In older days the Philipinos in Sagada had a special way of putting their loved ones to their final rest. Like elsewhere they would put the bodies in a coffin, but instead of burying the coffins under the ground they would hang them up on the rock walls or stack up onto each other in caves. This would originally happen in remote areas, but as the various towns started expanding you can see these coffins everywhere. The tradition seems to be dying (:-)) out as the younger generation either doesn’t want to be buried like this, doesn’t know the rituals anymore or isn’t willing to pay the ‘fee’. There’s a large amount of chickens and pigs that you need to have slaughtered according to pagan rituals to be allowed to be put in a hanging coffin… for many now it’s not worth the effort.
After leaving Sagada we decided to go to Banaue as it was (kind of) on the way back to Manila and their ricefields were supposed to be the most extensive and beautiful in the Philippines. By staying over 1 night in a cheap guesthouse with again a great view (Stairway Lodge) in the town of Banaue, we managed to cover the two main advertised highlights: the Banaue viewing point(s) and Batad’s amphitheatre-shaped ricefields.
The first we did by walking up the main road for about 5km while passing by small ‘villages’ (more like a few houses and a grocery shop grouped together) and several viewing points. Especially the one after 5km gave a beautiful view of the rice-field valley with Banaue planted at e bottom and far end of it. We went to Batad through an organised tour via the tourist office. The hike turned out to be quite a bit tougher than expected especially on the way back – which was up. We walked through ricefields, narrow paths and at the end dipped our feet in a large waterfall-pool. The seeding-season only starts in a month, so the ricefields weren’t as bright green as we hoped. However, they were still spectacular.
We spent our only evening watching the local ifugao tribe people entertain tourists with their music and dances in the Banaue cultural hall. A short performance was quite interesting as the narrator explained a lot about history of tribal conflicts which involved head chopping, about betel nut chewing tradition and about dress-code differences among various classes.
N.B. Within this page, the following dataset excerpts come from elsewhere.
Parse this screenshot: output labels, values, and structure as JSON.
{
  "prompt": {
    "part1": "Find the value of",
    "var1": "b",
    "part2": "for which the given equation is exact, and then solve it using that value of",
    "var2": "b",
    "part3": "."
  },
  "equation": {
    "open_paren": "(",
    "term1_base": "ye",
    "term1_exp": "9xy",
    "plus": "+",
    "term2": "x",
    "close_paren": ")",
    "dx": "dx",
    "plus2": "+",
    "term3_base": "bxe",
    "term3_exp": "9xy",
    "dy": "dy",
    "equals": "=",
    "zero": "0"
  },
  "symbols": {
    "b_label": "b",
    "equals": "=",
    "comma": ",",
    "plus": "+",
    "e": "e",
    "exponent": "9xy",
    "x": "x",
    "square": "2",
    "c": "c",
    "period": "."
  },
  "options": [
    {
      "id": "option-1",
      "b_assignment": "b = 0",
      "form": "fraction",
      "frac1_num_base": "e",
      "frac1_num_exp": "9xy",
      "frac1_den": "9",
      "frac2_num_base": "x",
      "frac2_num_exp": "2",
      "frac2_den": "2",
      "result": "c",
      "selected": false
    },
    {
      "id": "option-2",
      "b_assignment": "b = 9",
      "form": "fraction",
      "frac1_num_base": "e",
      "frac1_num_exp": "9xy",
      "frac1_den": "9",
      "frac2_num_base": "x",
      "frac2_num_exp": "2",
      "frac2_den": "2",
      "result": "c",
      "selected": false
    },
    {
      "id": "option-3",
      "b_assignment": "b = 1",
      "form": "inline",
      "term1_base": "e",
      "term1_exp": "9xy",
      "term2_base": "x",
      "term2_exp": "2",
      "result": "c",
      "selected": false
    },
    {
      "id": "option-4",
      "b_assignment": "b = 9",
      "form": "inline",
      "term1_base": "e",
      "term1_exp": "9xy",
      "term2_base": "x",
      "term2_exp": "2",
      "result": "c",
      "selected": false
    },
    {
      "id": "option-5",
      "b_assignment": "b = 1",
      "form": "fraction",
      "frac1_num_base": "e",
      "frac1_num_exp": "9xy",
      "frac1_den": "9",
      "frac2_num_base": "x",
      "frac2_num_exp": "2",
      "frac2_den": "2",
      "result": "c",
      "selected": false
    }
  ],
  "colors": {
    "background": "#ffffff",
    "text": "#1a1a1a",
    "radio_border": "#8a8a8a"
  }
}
Our fellow spectators additionally enjoyed a Slovak and a Dutch showing off their ifuago dance skills which must have been highly entertaining.
After returning from Batad, we took a shower, had some food and at 7pm got onto the nightbus to Manila to get to the airport. We arrived around 4am the next morning and our flight wasn’t until 9am. The airport security guards didnt let us in until 7am (sorry SirMam…), so that meant approx 2,5 hours of dozing off in the outdoor (!!) waiting area of terminal 4 before we were let in and could board our 1-hour delayed flight to Kota Kinabalu in Borneo, Malaysia.